Getting started¶
The configuration file¶
The workflow comes with a configuration file config/config.yaml
. You can
either modify this file directly or create a new config file and point snakemake
to it with snakemake --configfile <your-config-file>.yaml
. The configuration
is validated
with a schema found under workflow/schemas/config.schema.yaml
which is also
used to set default values. Specifying a configfile with --configfile
extends
and overwrites the default settings so that any configfile you specify only
needs to contain the parameters you want to change.

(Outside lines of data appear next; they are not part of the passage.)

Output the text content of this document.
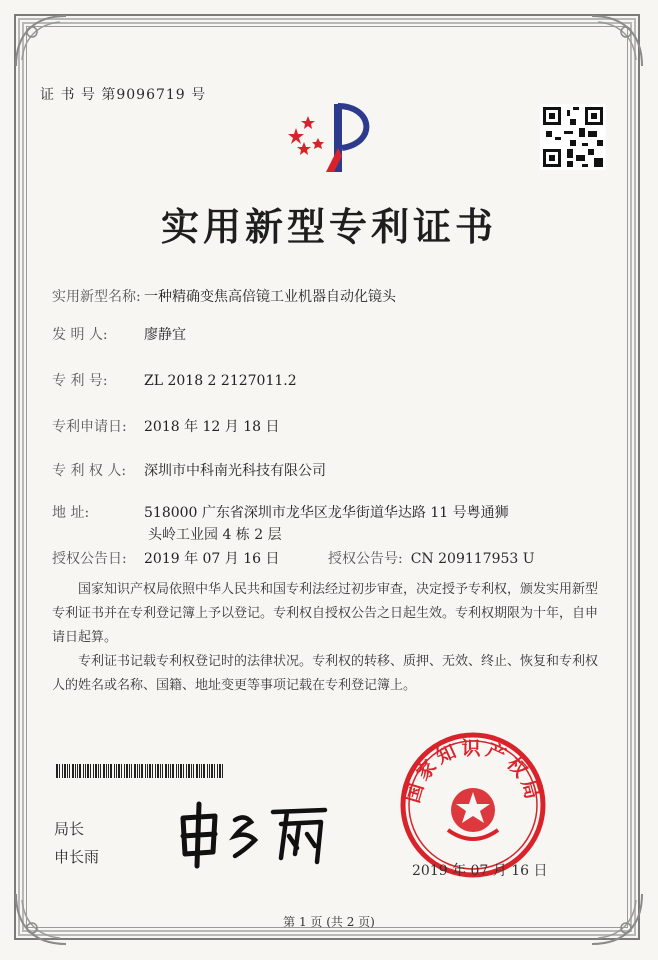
证 书 号 第9096719 号
实用新型专利证书
实用新型名称: 一种精确变焦高倍镜工业机器自动化镜头
发 明 人:	廖静宜
专 利 号:	ZL 2018 2 2127011.2
专利申请日: 2018 年 12 月 18 日
专 利 权 人: 深圳市中科南光科技有限公司
地 址:	518000 广东省深圳市龙华区龙华街道华达路 11 号粤通狮
头岭工业园 4 栋 2 层
授权公告日: 2019 年 07 月 16 日	授权公告号: CN 209117953 U
国家知识产权局依照中华人民共和国专利法经过初步审查，决定授予专利权，颁发实用新型专利证书并在专利登记簿上予以登记。专利权自授权公告之日起生效。专利权期限为十年，自申请日起算。
专利证书记载专利权登记时的法律状况。专利权的转移、质押、无效、终止、恢复和专利权人的姓名或名称、国籍、地址变更等事项记载在专利登记簿上。
局长
申长雨
国家知识产权局
2019 年 07 月 16 日
第 1 页 (共 2 页)
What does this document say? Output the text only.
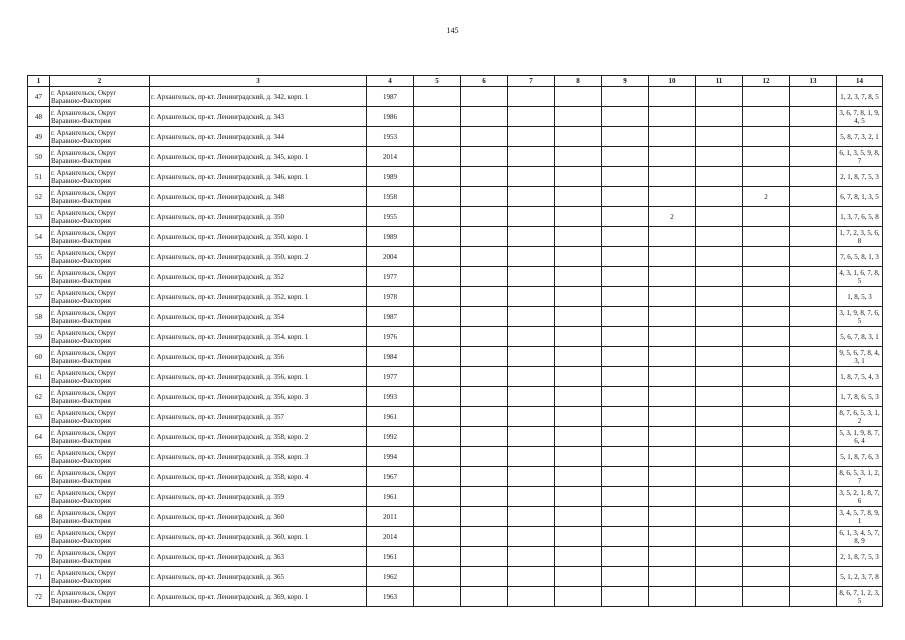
145
1	2	3	4	5	6	7	8	9	10	11	12	13	14
47	г. Архангельск, Округ Варавино-Фактория	г. Архангельск, пр-кт. Ленинградский, д. 342, корп. 1	1987										1, 2, 3, 7, 8, 5
48	г. Архангельск, Округ Варавино-Фактория	г. Архангельск, пр-кт. Ленинградский, д. 343	1986										3, 6, 7, 8, 1, 9, 4, 5
49	г. Архангельск, Округ Варавино-Фактория	г. Архангельск, пр-кт. Ленинградский, д. 344	1953										5, 8, 7, 3, 2, 1
50	г. Архангельск, Округ Варавино-Фактория	г. Архангельск, пр-кт. Ленинградский, д. 345, корп. 1	2014										6, 1, 3, 5, 9, 8, 7
51	г. Архангельск, Округ Варавино-Фактория	г. Архангельск, пр-кт. Ленинградский, д. 346, корп. 1	1989										2, 1, 8, 7, 5, 3
52	г. Архангельск, Округ Варавино-Фактория	г. Архангельск, пр-кт. Ленинградский, д. 348	1958								2		6, 7, 8, 1, 3, 5
53	г. Архангельск, Округ Варавино-Фактория	г. Архангельск, пр-кт. Ленинградский, д. 350	1955						2				1, 3, 7, 6, 5, 8
54	г. Архангельск, Округ Варавино-Фактория	г. Архангельск, пр-кт. Ленинградский, д. 350, корп. 1	1989										1, 7, 2, 3, 5, 6, 8
55	г. Архангельск, Округ Варавино-Фактория	г. Архангельск, пр-кт. Ленинградский, д. 350, корп. 2	2004										7, 6, 5, 8, 1, 3
56	г. Архангельск, Округ Варавино-Фактория	г. Архангельск, пр-кт. Ленинградский, д. 352	1977										4, 3, 1, 6, 7, 8, 5
57	г. Архангельск, Округ Варавино-Фактория	г. Архангельск, пр-кт. Ленинградский, д. 352, корп. 1	1978										1, 8, 5, 3
58	г. Архангельск, Округ Варавино-Фактория	г. Архангельск, пр-кт. Ленинградский, д. 354	1987										3, 1, 9, 8, 7, 6, 5
59	г. Архангельск, Округ Варавино-Фактория	г. Архангельск, пр-кт. Ленинградский, д. 354, корп. 1	1976										5, 6, 7, 8, 3, 1
60	г. Архангельск, Округ Варавино-Фактория	г. Архангельск, пр-кт. Ленинградский, д. 356	1984										9, 5, 6, 7, 8, 4, 3, 1
61	г. Архангельск, Округ Варавино-Фактория	г. Архангельск, пр-кт. Ленинградский, д. 356, корп. 1	1977										1, 8, 7, 5, 4, 3
62	г. Архангельск, Округ Варавино-Фактория	г. Архангельск, пр-кт. Ленинградский, д. 356, корп. 3	1993										1, 7, 8, 6, 5, 3
63	г. Архангельск, Округ Варавино-Фактория	г. Архангельск, пр-кт. Ленинградский, д. 357	1961										8, 7, 6, 5, 3, 1, 2
64	г. Архангельск, Округ Варавино-Фактория	г. Архангельск, пр-кт. Ленинградский, д. 358, корп. 2	1992										5, 3, 1, 9, 8, 7, 6, 4
65	г. Архангельск, Округ Варавино-Фактория	г. Архангельск, пр-кт. Ленинградский, д. 358, корп. 3	1994										5, 1, 8, 7, 6, 3
66	г. Архангельск, Округ Варавино-Фактория	г. Архангельск, пр-кт. Ленинградский, д. 358, корп. 4	1967										8, 6, 5, 3, 1, 2, 7
67	г. Архангельск, Округ Варавино-Фактория	г. Архангельск, пр-кт. Ленинградский, д. 359	1961										3, 5, 2, 1, 8, 7, 6
68	г. Архангельск, Округ Варавино-Фактория	г. Архангельск, пр-кт. Ленинградский, д. 360	2011										3, 4, 5, 7, 8, 9, 1
69	г. Архангельск, Округ Варавино-Фактория	г. Архангельск, пр-кт. Ленинградский, д. 360, корп. 1	2014										6, 1, 3, 4, 5, 7, 8, 9
70	г. Архангельск, Округ Варавино-Фактория	г. Архангельск, пр-кт. Ленинградский, д. 363	1961										2, 1, 8, 7, 5, 3
71	г. Архангельск, Округ Варавино-Фактория	г. Архангельск, пр-кт. Ленинградский, д. 365	1962										5, 1, 2, 3, 7, 8
72	г. Архангельск, Округ Варавино-Фактория	г. Архангельск, пр-кт. Ленинградский, д. 369, корп. 1	1963										8, 6, 7, 1, 2, 3, 5
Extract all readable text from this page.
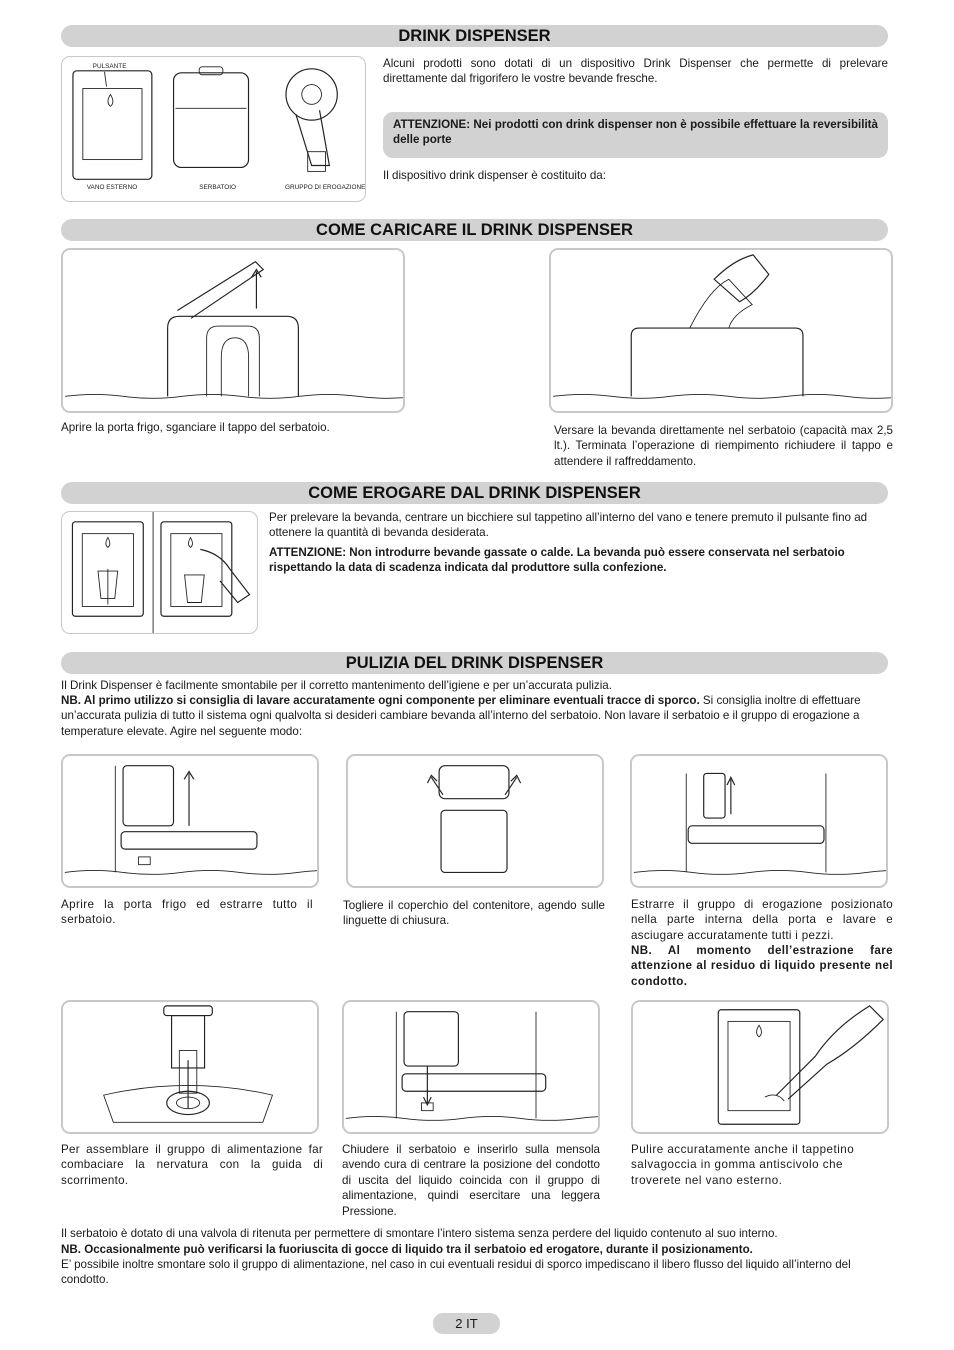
DRINK DISPENSER
PULSANTE
VANO ESTERNO	SERBATOIO	GRUPPO DI EROGAZIONE
Alcuni prodotti sono dotati di un dispositivo Drink Dispenser che permette di prelevare direttamente dal frigorifero le vostre bevande fresche.
ATTENZIONE: Nei prodotti con drink dispenser non è possibile effettuare la reversibilità delle porte
Il dispositivo drink dispenser è costituito da:
COME CARICARE IL DRINK DISPENSER
Aprire la porta frigo, sganciare il tappo del serbatoio.	Versare la bevanda direttamente nel serbatoio (capacità max 2,5 lt.). Terminata l’operazione di riempimento richiudere il tappo e attendere il raffreddamento.
COME EROGARE DAL DRINK DISPENSER
Per prelevare la bevanda, centrare un bicchiere sul tappetino all’interno del vano e tenere premuto il pulsante fino ad ottenere la quantità di bevanda desiderata.
ATTENZIONE: Non introdurre bevande gassate o calde. La bevanda può essere conservata nel serbatoio rispettando la data di scadenza indicata dal produttore sulla confezione.
PULIZIA DEL DRINK DISPENSER
Il Drink Dispenser è facilmente smontabile per il corretto mantenimento dell’igiene e per un’accurata pulizia.
NB. Al primo utilizzo si consiglia di lavare accuratamente ogni componente per eliminare eventuali tracce di sporco. Si consiglia inoltre di effettuare un’accurata pulizia di tutto il sistema ogni qualvolta si desideri cambiare bevanda all’interno del serbatoio. Non lavare il serbatoio e il gruppo di erogazione a temperature elevate. Agire nel seguente modo:
Aprire la porta frigo ed estrarre tutto il serbatoio.
Togliere il coperchio del contenitore, agendo sulle linguette di chiusura.
Estrarre il gruppo di erogazione posizionato nella parte interna della porta e lavare e asciugare accuratamente tutti i pezzi.
NB. Al momento dell’estrazione fare attenzione al residuo di liquido presente nel condotto.
Per assemblare il gruppo di alimentazione far combaciare la nervatura con la guida di scorrimento.
Chiudere il serbatoio e inserirlo sulla mensola avendo cura di centrare la posizione del condotto di uscita del liquido coincida con il gruppo di alimentazione, quindi esercitare una leggera Pressione.
Pulire accuratamente anche il tappetino salvagoccia in gomma antiscivolo che troverete nel vano esterno.
Il serbatoio è dotato di una valvola di ritenuta per permettere di smontare l’intero sistema senza perdere del liquido contenuto al suo interno.
NB. Occasionalmente può verificarsi la fuoriuscita di gocce di liquido tra il serbatoio ed erogatore, durante il posizionamento.
E’ possibile inoltre smontare solo il gruppo di alimentazione, nel caso in cui eventuali residui di sporco impediscano il libero flusso del liquido all’interno del condotto.
2 IT
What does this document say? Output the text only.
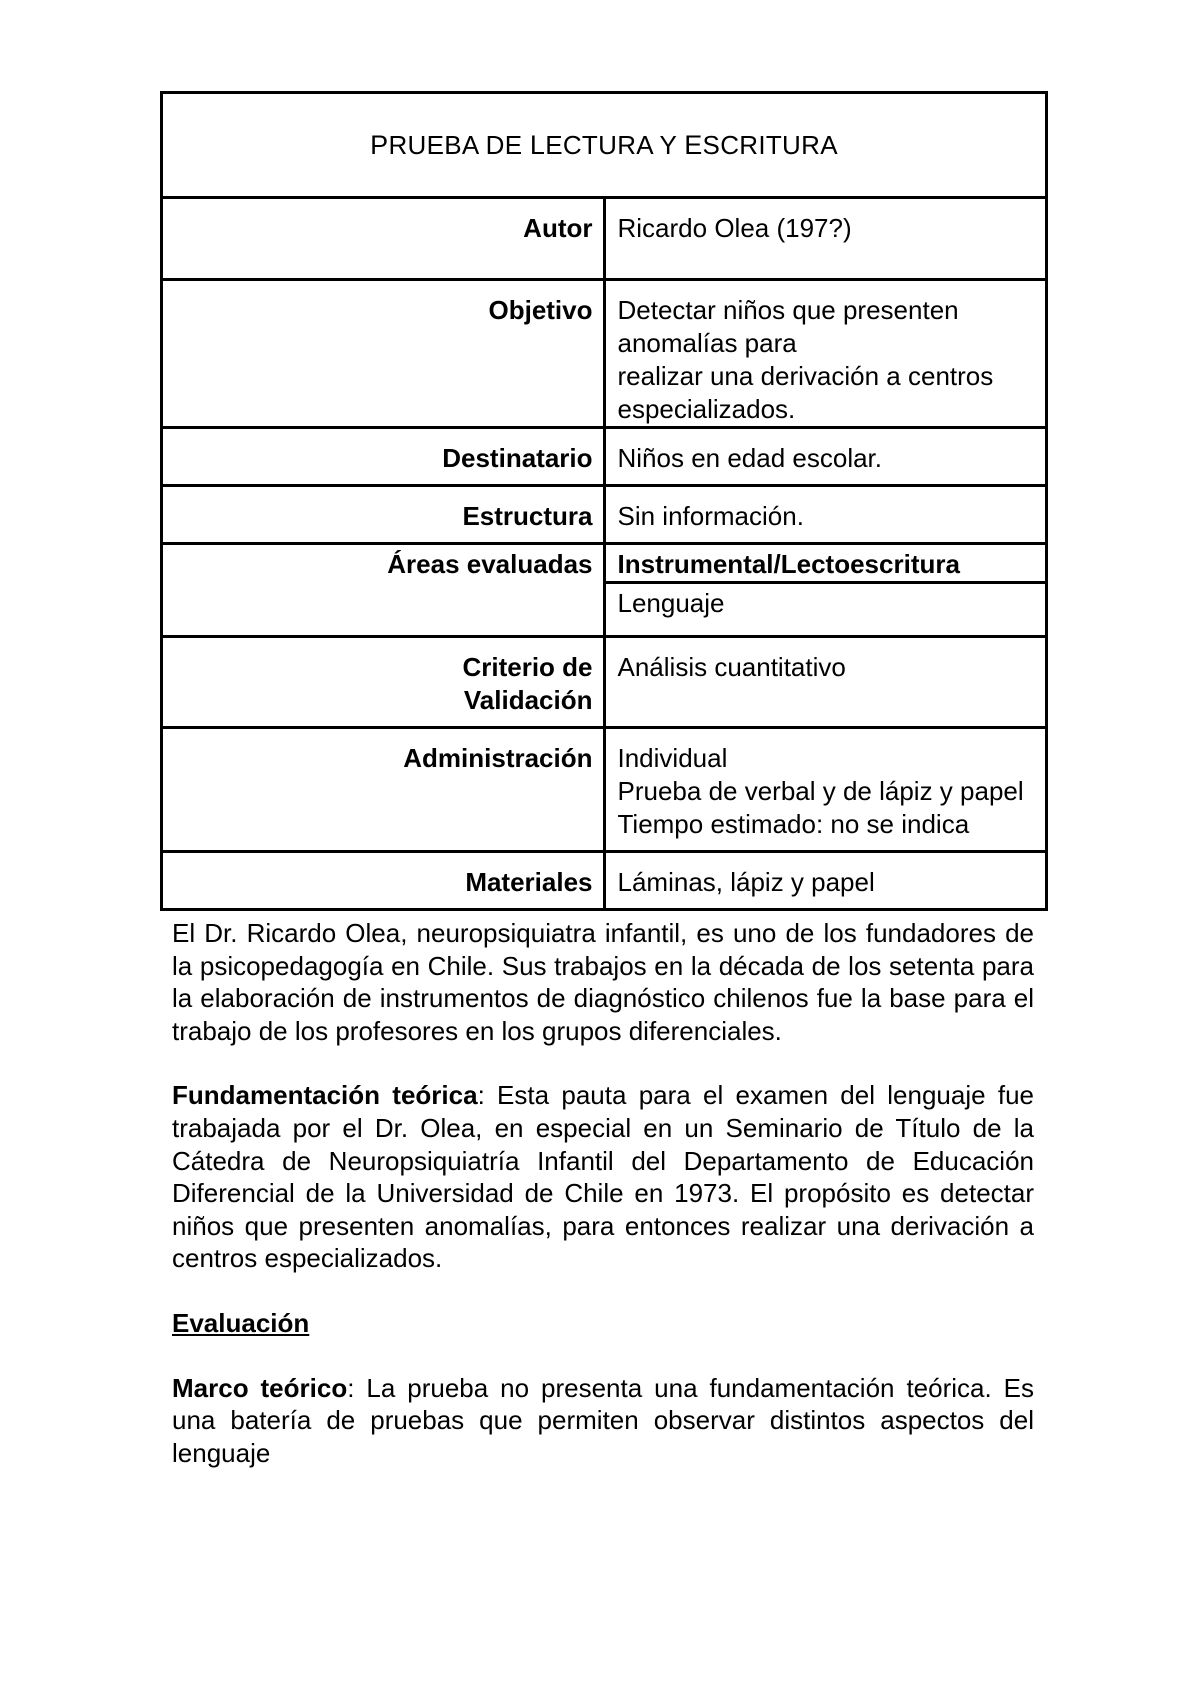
PRUEBA DE LECTURA Y ESCRITURA	
Autor	Ricardo Olea (197?)
Objetivo	Detectar niños que presenten anomalías para
realizar una derivación a centros
especializados.

Destinatario	Niños en edad escolar.
Estructura	Sin información.
Áreas evaluadas	Instrumental/Lectoescritura
	Lenguaje

Criterio de
Validación	Análisis cuantitativo
Administración	Individual
Prueba de verbal y de lápiz y papel
Tiempo estimado: no se indica

Materiales	Láminas, lápiz y papel

El Dr. Ricardo Olea, neuropsiquiatra infantil, es uno de los fundadores de la psicopedagogía en Chile. Sus trabajos en la década de los setenta para la elaboración de instrumentos de diagnóstico chilenos fue la base para el trabajo de los profesores en los grupos diferenciales.

Fundamentación teórica: Esta pauta para el examen del lenguaje fue trabajada por el Dr. Olea, en especial en un Seminario de Título de la Cátedra de Neuropsiquiatría Infantil del Departamento de Educación Diferencial de la Universidad de Chile en 1973. El propósito es detectar niños que presenten anomalías, para entonces realizar una derivación a centros especializados.

Evaluación

Marco teórico: La prueba no presenta una fundamentación teórica. Es una batería de pruebas que permiten observar distintos aspectos del lenguaje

For example, the default config file begins with:
sample_list: config/samples.tsv
paths:
results: "results"
A new config file, named e.g. conf_test.yaml
, and containing only the
lines:
paths:
results: "test"
will then use test/
as output directory for results when the workflow is run
as:
snakemake --use-conda --configfile conf_test.yaml -j 4
The sample list¶
The workflow requires you to supply a file with some information on your
samples. The path to this file is specified with the sample_list:
parameter
in the configuration file.
As a minimum the file must contain the columns sample
, unit
and fq1
.
Paired-end samples also require the fq2
column for the mate 2 read file.
A very basic sample file may look like this:
sample | unit | fq1 | fq2 | |
---|---|---|---|---|
sample1 | 1 | examples/data/sample1_1_R1.fastq.gz | examples/data/sample1_1_R2.fastq.gz | |
sample2 | 1 | examples/data/sample2_11_R1.fastq.gz | examples/data/sample2_11_R2.fastq.gz | |
sample3 | 1 | examples/data/sample3_21_R1.fastq.gz |
The columns fq1
and fq2
(for paired-end data) specify the paths to fastq
files which will be used as input to the workflow.
Specifying assemblies¶
You may also include a column named assembly
with names for assemblies to
create. The assembly field can be comma-separated entries specifying several
assemblies per sample/unit combination.
For instance, with a sample file like this:
sample | unit | assembly | fq1 | fq2 |
---|---|---|---|---|
sample1 | 1 | sample1,all | examples/data/sample1_1_R1.fastq.gz | examples/data/sample1_1_R2.fastq.gz |
sample2 | 1 | sample2,all | examples/data/sample2_11_R1.fastq.gz | examples/data/sample2_11_R2.fastq.gz |
sample3 | 1 | sample3,all | examples/data/sample3_21_R1.fastq.gz |
a total of 4 assemblies will be generated:
- sample1
, sample2
and sample3
with input only from each sample respectively, and
- all
with input from all samples